Care & peace of mind
Pediatric telecardiology isn’t right for every scenario. Rosen says it might not benefit an older child with a minor issue that can be easily checked in a single office visit. Shah adds that it isn’t ideal for a first-time visit with a child who has a medical history. He would like the audio technology to be cheaper as well as improved to make it easier to hear heart sound nuances. “Those kinds of things are not as crystal clear as if you were using your own stethoscope,” he says.
But for individual patients and families, the positive impact of telemedicine can be significant. Nationwide Children’s Hospital uses video conferencing technology to hold joint discussions with providers from outside medical centers about the care of complex patients. These group video chats bring together multiple specialists to brainstorm on the best patient care plan. “It’s almost like a second, third and fourth opinion,” Rosen says.
Pre-procedure consultations, follow-up appointments and postoperative evaluations are good candidates for telemedicine. When one of Shah’s patients moved to Arkansas, the boy’s family would drive to a Children’s Mercy satellite in Missouri for telemedicine visits with Shah. A tele-facilitator, usually a nurse or medical assistant, would be in the room with the patient to position the stethoscope or use a handheld camera to check the surgery site. “I don’t have to travel to Joplin in Arkansas to see him,” Shah says, “but it also cuts the family’s commute in half.”
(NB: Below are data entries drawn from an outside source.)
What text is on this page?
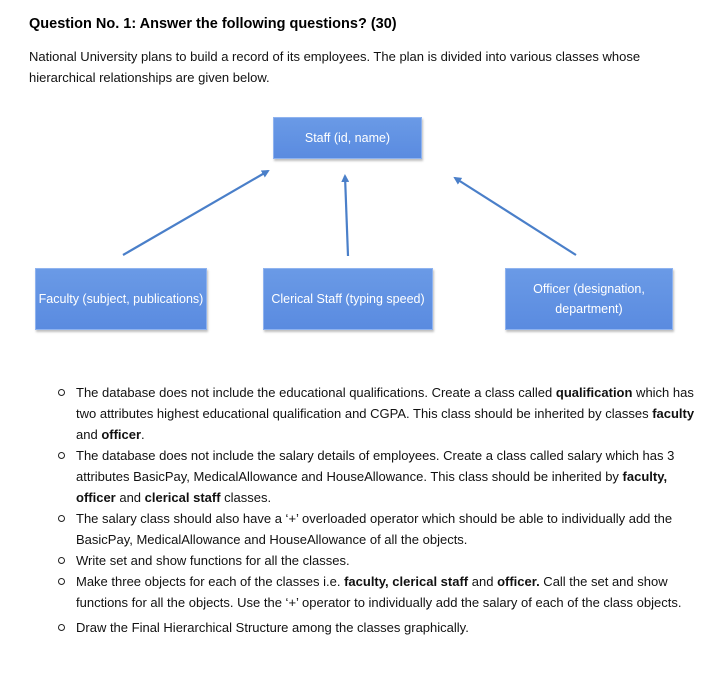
Question No. 1: Answer the following questions? (30)
National University plans to build a record of its employees. The plan is divided into various classes whose hierarchical relationships are given below.
Staff (id, name)
Faculty (subject, publications)	Clerical Staff (typing speed)
Officer (designation, department)
The database does not include the educational qualifications. Create a class called qualification which has two attributes highest educational qualification and CGPA. This class should be inherited by classes faculty and officer.
The database does not include the salary details of employees. Create a class called salary which has 3 attributes BasicPay, MedicalAllowance and HouseAllowance. This class should be inherited by faculty, officer and clerical staff classes.
The salary class should also have a ‘+’ overloaded operator which should be able to individually add the BasicPay, MedicalAllowance and HouseAllowance of all the objects.
Write set and show functions for all the classes.
Make three objects for each of the classes i.e. faculty, clerical staff and officer. Call the set and show functions for all the objects. Use the ‘+’ operator to individually add the salary of each of the class objects.
Draw the Final Hierarchical Structure among the classes graphically.
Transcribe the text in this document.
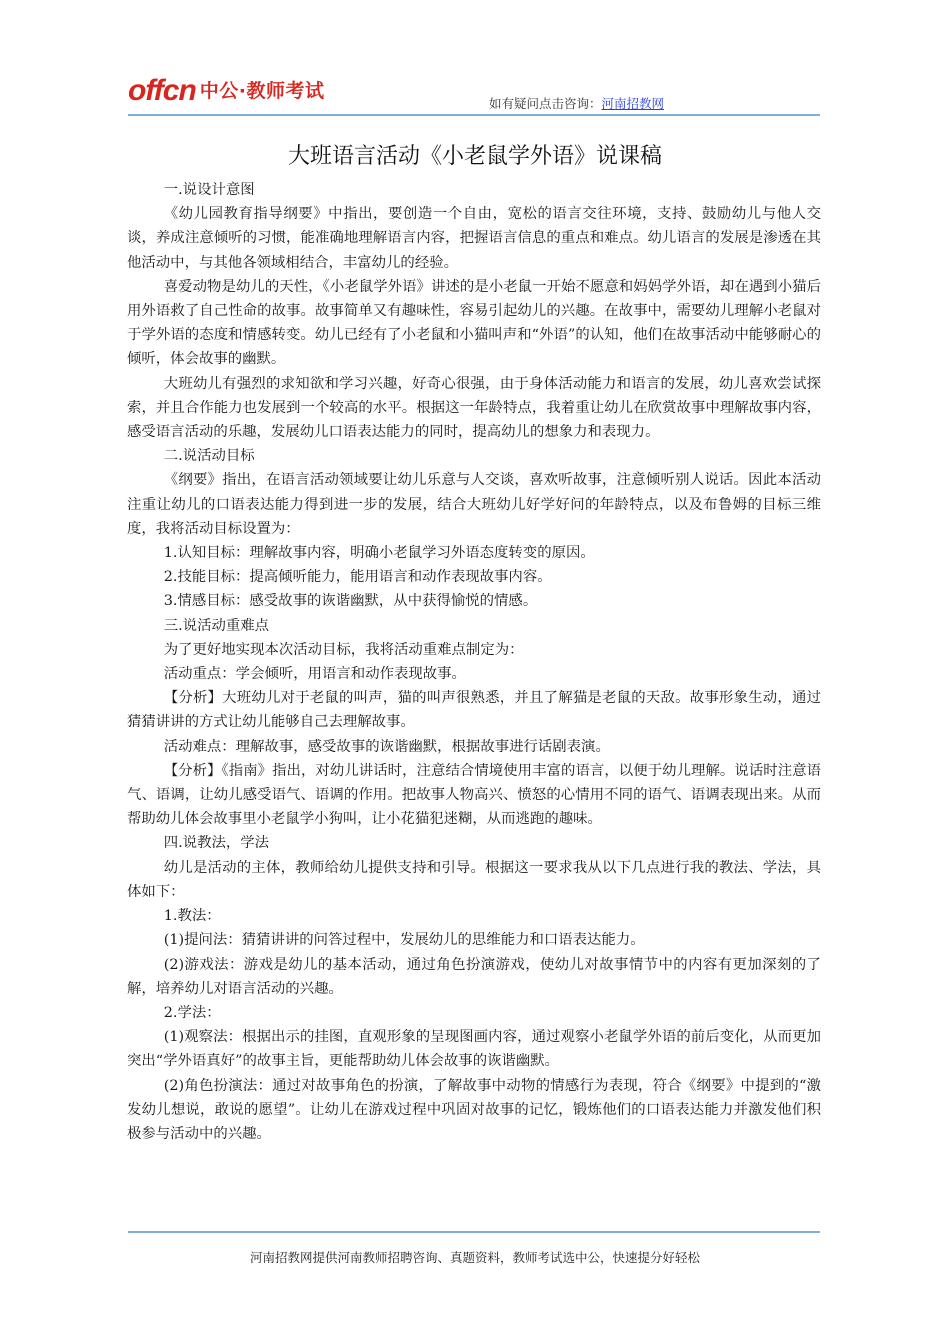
offcn 中公·教师考试
如有疑问点击咨询：河南招教网
大班语言活动《小老鼠学外语》说课稿

一.说设计意图

《幼儿园教育指导纲要》中指出，要创造一个自由，宽松的语言交往环境，支持、鼓励幼儿与他人交谈，养成注意倾听的习惯，能准确地理解语言内容，把握语言信息的重点和难点。幼儿语言的发展是渗透在其他活动中，与其他各领域相结合，丰富幼儿的经验。

喜爱动物是幼儿的天性，《小老鼠学外语》讲述的是小老鼠一开始不愿意和妈妈学外语，却在遇到小猫后用外语救了自己性命的故事。故事简单又有趣味性，容易引起幼儿的兴趣。在故事中，需要幼儿理解小老鼠对于学外语的态度和情感转变。幼儿已经有了小老鼠和小猫叫声和“外语”的认知，他们在故事活动中能够耐心的倾听，体会故事的幽默。

大班幼儿有强烈的求知欲和学习兴趣，好奇心很强，由于身体活动能力和语言的发展，幼儿喜欢尝试探索，并且合作能力也发展到一个较高的水平。根据这一年龄特点，我着重让幼儿在欣赏故事中理解故事内容，感受语言活动的乐趣，发展幼儿口语表达能力的同时，提高幼儿的想象力和表现力。

二.说活动目标

《纲要》指出，在语言活动领域要让幼儿乐意与人交谈，喜欢听故事，注意倾听别人说话。因此本活动注重让幼儿的口语表达能力得到进一步的发展，结合大班幼儿好学好问的年龄特点，以及布鲁姆的目标三维度，我将活动目标设置为：

1.认知目标：理解故事内容，明确小老鼠学习外语态度转变的原因。

2.技能目标：提高倾听能力，能用语言和动作表现故事内容。

3.情感目标：感受故事的诙谐幽默，从中获得愉悦的情感。

三.说活动重难点

为了更好地实现本次活动目标，我将活动重难点制定为：

活动重点：学会倾听，用语言和动作表现故事。

【分析】大班幼儿对于老鼠的叫声，猫的叫声很熟悉，并且了解猫是老鼠的天敌。故事形象生动，通过猜猜讲讲的方式让幼儿能够自己去理解故事。

活动难点：理解故事，感受故事的诙谐幽默，根据故事进行话剧表演。

【分析】《指南》指出，对幼儿讲话时，注意结合情境使用丰富的语言，以便于幼儿理解。说话时注意语气、语调，让幼儿感受语气、语调的作用。把故事人物高兴、愤怒的心情用不同的语气、语调表现出来。从而帮助幼儿体会故事里小老鼠学小狗叫，让小花猫犯迷糊，从而逃跑的趣味。

四.说教法，学法

幼儿是活动的主体，教师给幼儿提供支持和引导。根据这一要求我从以下几点进行我的教法、学法，具体如下：

1.教法：

(1)提问法：猜猜讲讲的问答过程中，发展幼儿的思维能力和口语表达能力。

(2)游戏法：游戏是幼儿的基本活动，通过角色扮演游戏，使幼儿对故事情节中的内容有更加深刻的了解，培养幼儿对语言活动的兴趣。

2.学法：

(1)观察法：根据出示的挂图，直观形象的呈现图画内容，通过观察小老鼠学外语的前后变化，从而更加突出“学外语真好”的故事主旨，更能帮助幼儿体会故事的诙谐幽默。

(2)角色扮演法：通过对故事角色的扮演，了解故事中动物的情感行为表现，符合《纲要》中提到的“激发幼儿想说，敢说的愿望”。让幼儿在游戏过程中巩固对故事的记忆，锻炼他们的口语表达能力并激发他们积极参与活动中的兴趣。

河南招教网提供河南教师招聘咨询、真题资料，教师考试选中公，快速提分好轻松
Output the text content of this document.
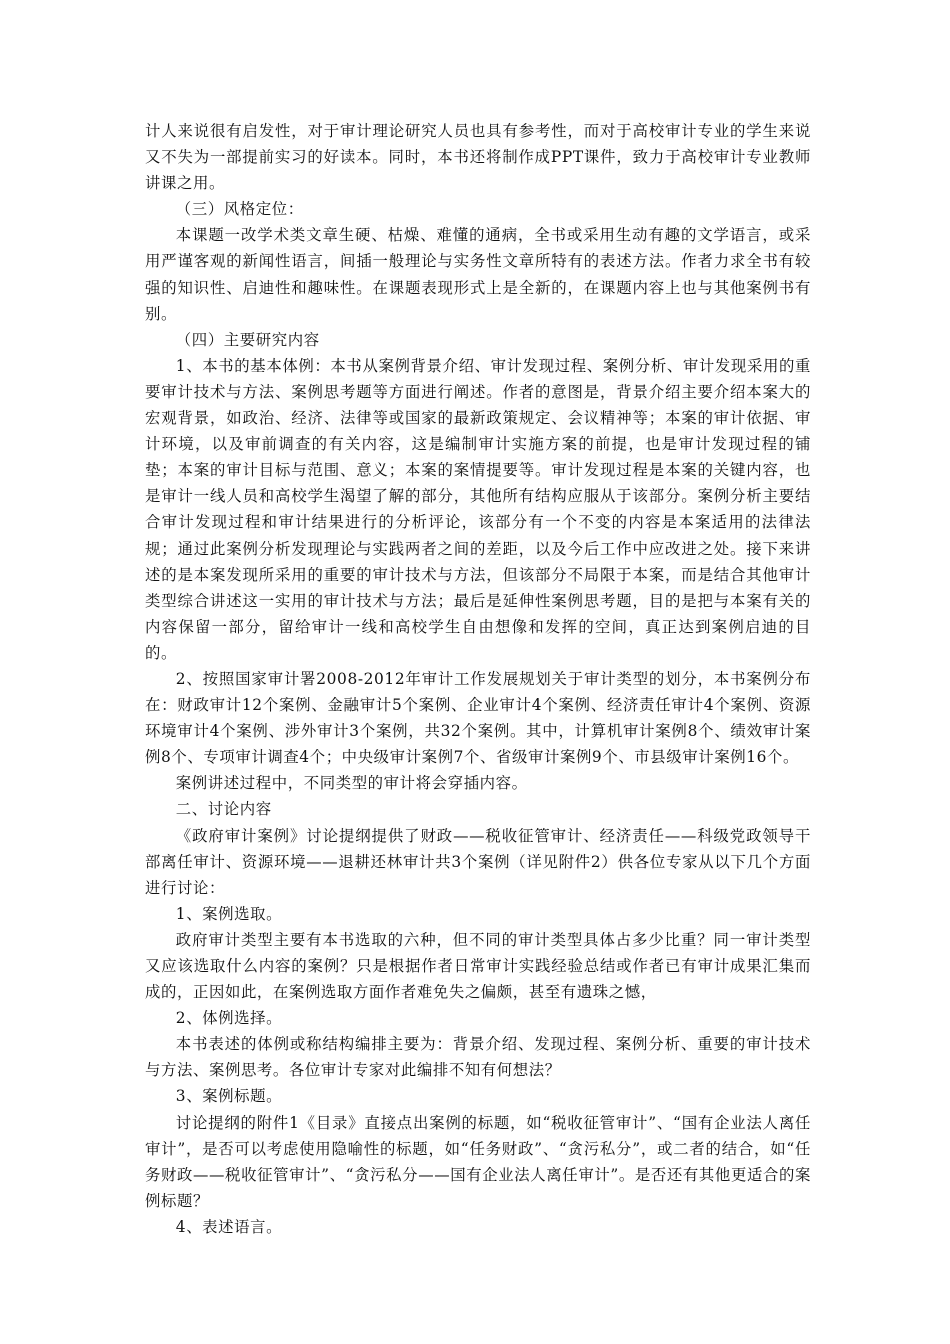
计人来说很有启发性，对于审计理论研究人员也具有参考性，而对于高校审计专业的学生来说又不失为一部提前实习的好读本。同时，本书还将制作成PPT课件，致力于高校审计专业教师讲课之用。

（三）风格定位：

本课题一改学术类文章生硬、枯燥、难懂的通病，全书或采用生动有趣的文学语言，或采用严谨客观的新闻性语言，间插一般理论与实务性文章所特有的表述方法。作者力求全书有较强的知识性、启迪性和趣味性。在课题表现形式上是全新的，在课题内容上也与其他案例书有别。

（四）主要研究内容

1、本书的基本体例：本书从案例背景介绍、审计发现过程、案例分析、审计发现采用的重要审计技术与方法、案例思考题等方面进行阐述。作者的意图是，背景介绍主要介绍本案大的宏观背景，如政治、经济、法律等或国家的最新政策规定、会议精神等；本案的审计依据、审计环境，以及审前调查的有关内容，这是编制审计实施方案的前提，也是审计发现过程的铺垫；本案的审计目标与范围、意义；本案的案情提要等。审计发现过程是本案的关键内容，也是审计一线人员和高校学生渴望了解的部分，其他所有结构应服从于该部分。案例分析主要结合审计发现过程和审计结果进行的分析评论，该部分有一个不变的内容是本案适用的法律法规；通过此案例分析发现理论与实践两者之间的差距，以及今后工作中应改进之处。接下来讲述的是本案发现所采用的重要的审计技术与方法，但该部分不局限于本案，而是结合其他审计类型综合讲述这一实用的审计技术与方法；最后是延伸性案例思考题，目的是把与本案有关的内容保留一部分，留给审计一线和高校学生自由想像和发挥的空间，真正达到案例启迪的目的。

2、按照国家审计署2008-2012年审计工作发展规划关于审计类型的划分，本书案例分布在：财政审计12个案例、金融审计5个案例、企业审计4个案例、经济责任审计4个案例、资源环境审计4个案例、涉外审计3个案例，共32个案例。其中，计算机审计案例8个、绩效审计案例8个、专项审计调查4个；中央级审计案例7个、省级审计案例9个、市县级审计案例16个。

案例讲述过程中，不同类型的审计将会穿插内容。

二、讨论内容

《政府审计案例》讨论提纲提供了财政——税收征管审计、经济责任——科级党政领导干部离任审计、资源环境——退耕还林审计共3个案例（详见附件2）供各位专家从以下几个方面进行讨论：

1、案例选取。

政府审计类型主要有本书选取的六种，但不同的审计类型具体占多少比重？同一审计类型又应该选取什么内容的案例？只是根据作者日常审计实践经验总结或作者已有审计成果汇集而成的，正因如此，在案例选取方面作者难免失之偏颇，甚至有遗珠之憾，

2、体例选择。

本书表述的体例或称结构编排主要为：背景介绍、发现过程、案例分析、重要的审计技术与方法、案例思考。各位审计专家对此编排不知有何想法？

3、案例标题。

讨论提纲的附件1《目录》直接点出案例的标题，如“税收征管审计”、“国有企业法人离任审计”，是否可以考虑使用隐喻性的标题，如“任务财政”、“贪污私分”，或二者的结合，如“任务财政——税收征管审计”、“贪污私分——国有企业法人离任审计”。是否还有其他更适合的案例标题？

4、表述语言。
Now that most states require newborns to be screened for oxygen saturation, telemedicine can keep babies with low numbers from having to travel for a follow-up ultrasound. By using telemedicine, the infants can stay in their home hospital for the 20-minute study, which turns out normal about 95 percent of the time, according to Washington. “You can’t overestimate the convenience factor and the efficiency factor for the rural patients and their families,” he says.